O italiano Antonio Tajani considera que a fase mais dura da crise portuguesa já passou. O atual Presidente do Parlamento Europeu deixa elogios aos esforços feitos pelos portugueses.

O líder do Parlamento Europeu, eleito pelo Partido Popular Europeu, deixou palavras de apreço ao esforço de Portugal: “Não tem sido fácil, ainda é difícil, mas graças à sua coragem e orgulho, estou convencido que o pior já passou”. Em entrevista à TSF por causa do Dia da Europa, que se comemora esta terça-feira, Antonio Tajani elogia ainda “os feitos e sacrifícios que o povo português fez durante a difícil crise económica”.

Não tem sido fácil, ainda é difícil, mas graças à sua coragem e orgulho, estou convencido que o pior já passou.

Antonio Tajani

Presidente do Parlamento Europeu

Nas declarações à rádio portuguesa, Antonio Tajani considerou ser “um verdadeiro amigo de Portugal”. “Nas palavras do nosso poeta, Fernando Pessoa, porque ele era português e europeu, também considero que Portugal é o rosto da Europa, a olhar para o Mundo”, comentou o atual Presidente do Parlamento Europeu. Essa importância de Portugal verificou-se no passado, mas Tajani espera que no futuro, depois de ultrapassada a crise, o país volte a ser uma referência.

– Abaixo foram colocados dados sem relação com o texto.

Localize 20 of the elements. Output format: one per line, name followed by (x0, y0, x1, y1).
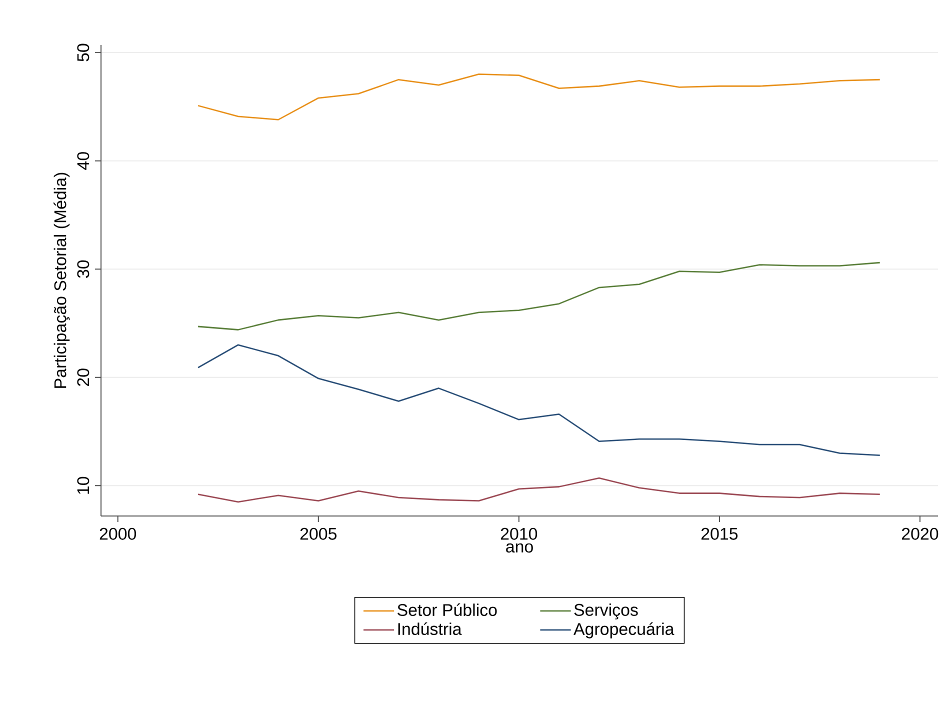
x-tick-label: 2000 (100, 528, 136, 540)
x-tick-label: 2005 (300, 528, 336, 540)
x-tick-label: 2020 (902, 528, 938, 540)
x-tick-label: 2015 (701, 528, 738, 540)
x-axis-title: ano (506, 543, 533, 553)
line-series (197, 477, 881, 503)
legend-label: Indústria (398, 622, 462, 636)
y-tick-label: 20 (77, 368, 90, 386)
y-tick-label: 40 (77, 152, 90, 170)
line-series (197, 344, 881, 456)
y-tick-label: 10 (77, 476, 90, 494)
line-series (197, 74, 881, 120)
x-tick-label: 2010 (500, 528, 538, 540)
y-axis-title: Participação Setorial (Média) (54, 172, 70, 388)
legend-label: Agropecuária (574, 622, 674, 638)
y-tick-label: 30 (77, 260, 90, 278)
line-series (197, 262, 881, 330)
y-tick-label: 50 (77, 44, 90, 62)
legend-label: Serviços (574, 603, 638, 620)
legend-label: Setor Público (398, 603, 497, 616)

Precisamos de encorajar mais África, através da diplomacia económica.

Antonio Tajani

Presidente do Parlamento Europeu

Em causa estão as relações da União Europeia com o resto do mundo, principalmente ao nível das causas da imigração. “Precisamos de encorajar mais África, através da diplomacia económica”, considera o italiano, referindo que “Portugal tem um papel decisivo a desenrolar na esfera lusa”. O objetivo é fortalecer os laços não só com África como com a América latina e o Brasil por “partilhamos ligações históricas e culturais, os mesmos valores e aspirações”. “Em conjunto com Portugal, queremos reforçar a nossa relação com a América latina avançando com negociações no Mercosul, criando uma economia mais forte, bem como ligações políticas”, concluiu.